Psychiatrist: She seemed pretty scared…
A: (long pause) I wonder what it will be like to move. Do you think there are other Asian kids there?
A then wanted to search the Internet, looking for the demographics of her new town. She mentioned, off-hand, that she knew Buffy was hurting, but also that Buffy seemed to weather the pain of her separation from Angel.
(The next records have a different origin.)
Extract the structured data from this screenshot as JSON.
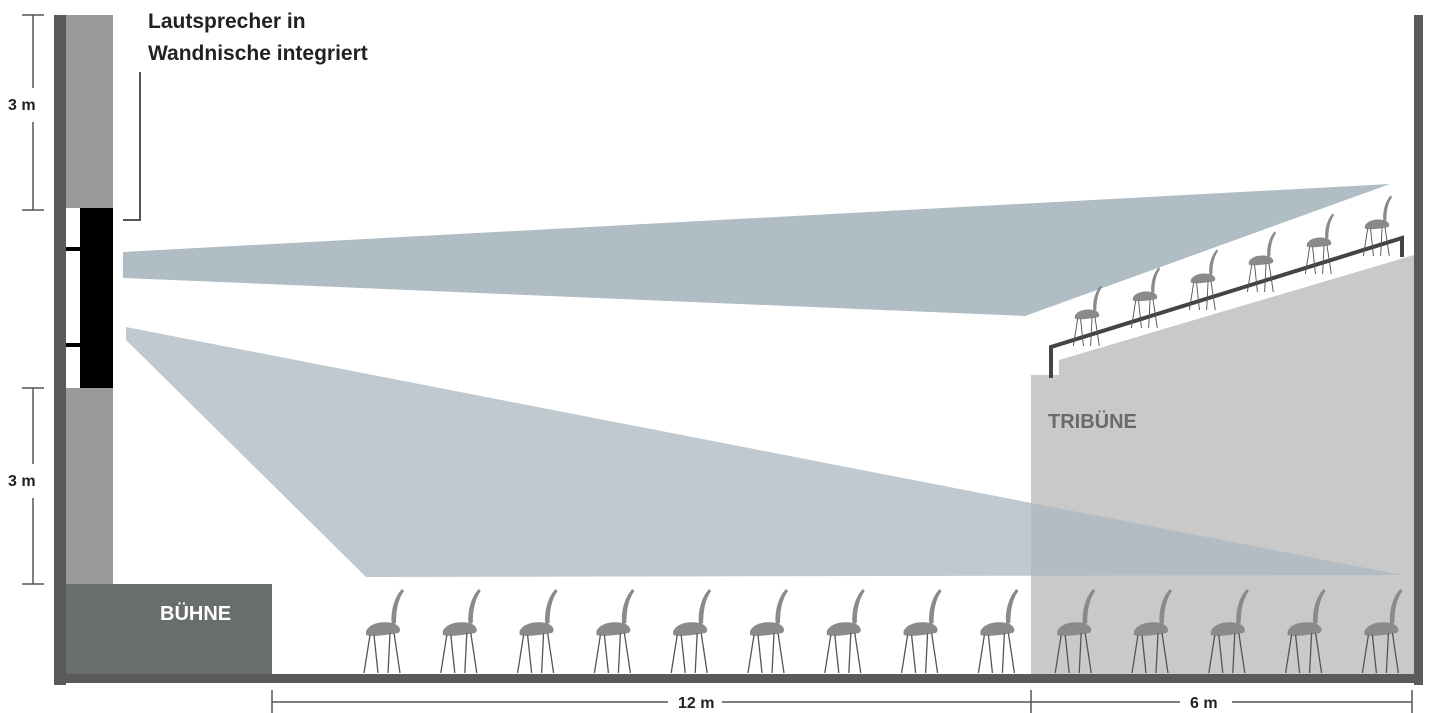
{
  "speaker_caption": {
    "line1": "Lautsprecher in",
    "line2": "Wandnische integriert"
  },
  "labels": {
    "stage": "BÜHNE",
    "tribune": "TRIBÜNE"
  },
  "dimensions": {
    "upper_height": "3 m",
    "lower_height": "3 m",
    "floor_length": "12 m",
    "tribune_length": "6 m"
  },
  "counts": {
    "floor_chairs": 14,
    "tribune_chairs": 6
  },
  "colors": {
    "wall": "#5a5a5a",
    "wall_panel": "#9a9a9a",
    "stage": "#6a6d6d",
    "speaker": "#000000",
    "beam": "#a9b7bf",
    "tribune": "#c9c9c9",
    "chair": "#8a8a8a",
    "dimension_line": "#555555"
  }
}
In this instance, the therapist is able to help A grapple with her fears of separation and being alone by encouraging her association to Buffy's separation from Angel. Although these themes are not unique to Buffy the Vampire Slayer, the fact that both therapist and patient were aware of the show's developments presented the opportunity for therapeutic displacement and identification. Also, the supernatural circumstances that propelled Buffy's suffering helped A to convey the magnitude of her own powerful fears. As these fears were realized and endured in therapy, she was able to move forward with a more constructive approach to her impending life changes.
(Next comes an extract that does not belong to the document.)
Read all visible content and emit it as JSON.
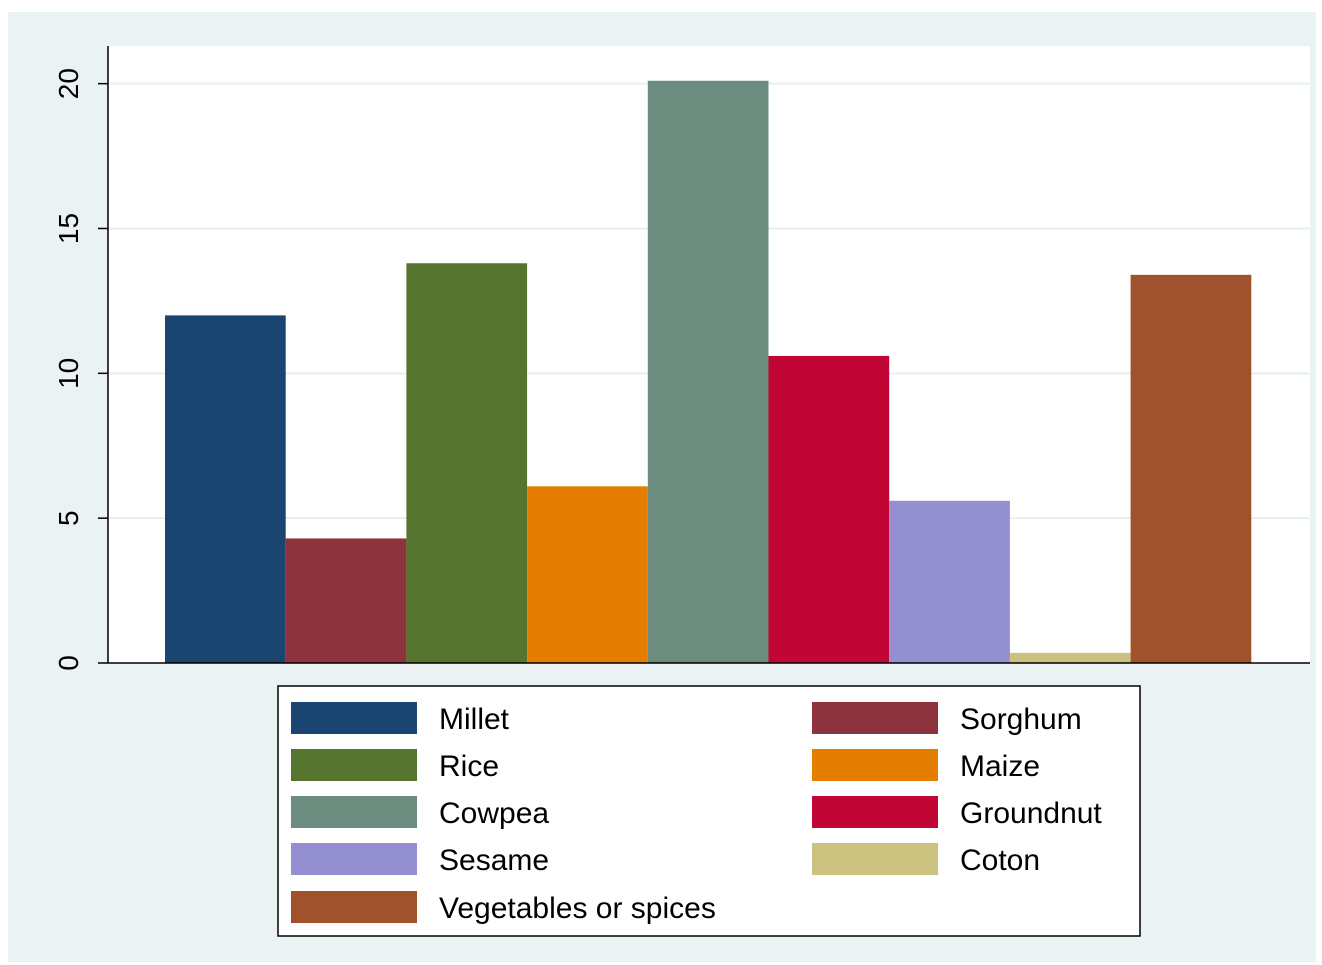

B was an 11-year-old boy who was admitted to a psychiatric hospital after he became increasingly disorganized and psychotic in his foster home. A frequently neglected child, B was placed into social services custody while he was admitted, a familiar arrangement for him, but one that made him feel extremely sad and lonely. As he became more organized, he began to insist that he, like Buffy, was a vampire slayer. He was extremely familiar with Buffy the Vampire Slayer, and he mentioned that he was different from Buffy because he was male and because he was his own watcher. During therapy sessions, he was needy and frenetic, excited by the personal attention but perhaps overwhelmed by the intimacy of the engagement. In one session, he wanted to talk about Faith, another slayer who eventually betrays Buffy and turns evil and vindictive.
B: Remember, I'm a slayer, you know. I can take care of myself … And I hate Faith. She's so awful!
Psychiatrist: What makes Faith so bad?
B: She was Buffy's friend and then she wasn't.
B then wanted to share a song that another patient had recently taught him. In the song, a worm eats first a shoe, then a dog, then a house. Eventually, the worm consumes so much that it pops and is destroyed. "Scary to be so hungry," the therapist noted, and B smiled and sat down.
B appears to look to the construct of the vampire as a means of identifying the intense rage that he experiences as his object hunger is continually unfulfilled. Importantly, B defends against these feelings by identifying with the slayer rather than the vampire, thus communicating to the therapist the extent to which his psychic hunger feels dangerous and out of control. His notion that he is his own watcher accentuates his experience that he is alone in a dangerous world. Nurturing caretakers have consistently failed him, leading him to conclude that protecting himself is the most effective method of avoiding painful disappointments. Hence his preoccupation with Faith's betrayal of Buffy, allowing him to displace his sadness and rage by focusing instead on Buffy's bewilderment and disappointment. As Faith's name suggests, it is the belief, the faith, that children will be cared for, that has been crushed by B's experience. From these observations, the therapist determined that B would not readily believe in the therapeutic intentions of the treatment team. Buffy the Vampire Slayer offered a world of displacement, creating the distance necessary for B to more comfortably express his anger and disillusionment and to have these feelings understood and unconditionally accepted by those attempting to help him.